Tuesday, July 3, 2012

Board Adopts New Science Standard for Admission to UMass, State U's

Massachusetts high school students hoping to gain admission to the state’s four-year universities, including the University of Massachusetts, will need to take three years of lab-based science, including the natural / physical sciences or technology / engineering courses, beginning in 2017.

Voting at its final meeting of the 2011-12 academic year at Cape Cod Community College, the Board set a new standard for approving admissions policies to the state’s four-year universities, one that, starting today, will allow students to count technology/engineering coursework as science. Three years of high school lab science will be required effective in 2017. Currently, the BHE standard for admission is for three years of science, with two lab courses in the natural/physical sciences.
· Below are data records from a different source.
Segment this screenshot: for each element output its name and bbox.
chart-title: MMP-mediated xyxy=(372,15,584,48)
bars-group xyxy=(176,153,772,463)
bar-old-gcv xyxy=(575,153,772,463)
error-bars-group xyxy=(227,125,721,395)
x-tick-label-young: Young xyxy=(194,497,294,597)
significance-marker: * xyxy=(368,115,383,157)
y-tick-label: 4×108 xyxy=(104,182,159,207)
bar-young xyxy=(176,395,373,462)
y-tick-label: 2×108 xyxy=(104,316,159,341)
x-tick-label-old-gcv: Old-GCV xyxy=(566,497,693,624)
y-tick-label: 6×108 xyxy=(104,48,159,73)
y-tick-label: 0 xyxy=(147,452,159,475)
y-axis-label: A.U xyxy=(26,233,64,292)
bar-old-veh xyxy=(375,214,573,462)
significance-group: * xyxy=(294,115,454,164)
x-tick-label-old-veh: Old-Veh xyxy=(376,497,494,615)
The vote to add a third lab course further aligns admissions requirements with MassCore, the state’s recommended curriculum adopted by the Massachusetts Board of Elementary and Secondary Education in November 2007.

The Board vote will have a direct impact on the admissions policies set by the boards of Massachusetts’ nine state universities and the University of Massachusetts, whose admissions policies must now include the expanded science requirement.

"Students entering our state universities and UMass need to be prepared for a rigorous academic experience, especially in science and math,” said Charles F. Desmond, Chairman of the Board of Higher Education. “The nature of knowledge is changing and this expanded emphasis on engineering and technology will help prepare students for both postsecondary pursuits and the jobs of the future.”

“Raising the science standard for admission addresses a ‘disconnect’ between our university admissions and high school standards in the Commonwealth,”said Richard M. Freeland, Commissioner of Higher Education. “This will end the confusion that has existed, whereby students who in good faith took the state-recommended MassCore course of study later discovered that technology/engineering classes were not accepted as a science for admissions purposes.”

In March 2011, the Board voted to require four years of high school math as the standard for admission to the state’s four-year institutions, beginning in fall 2016.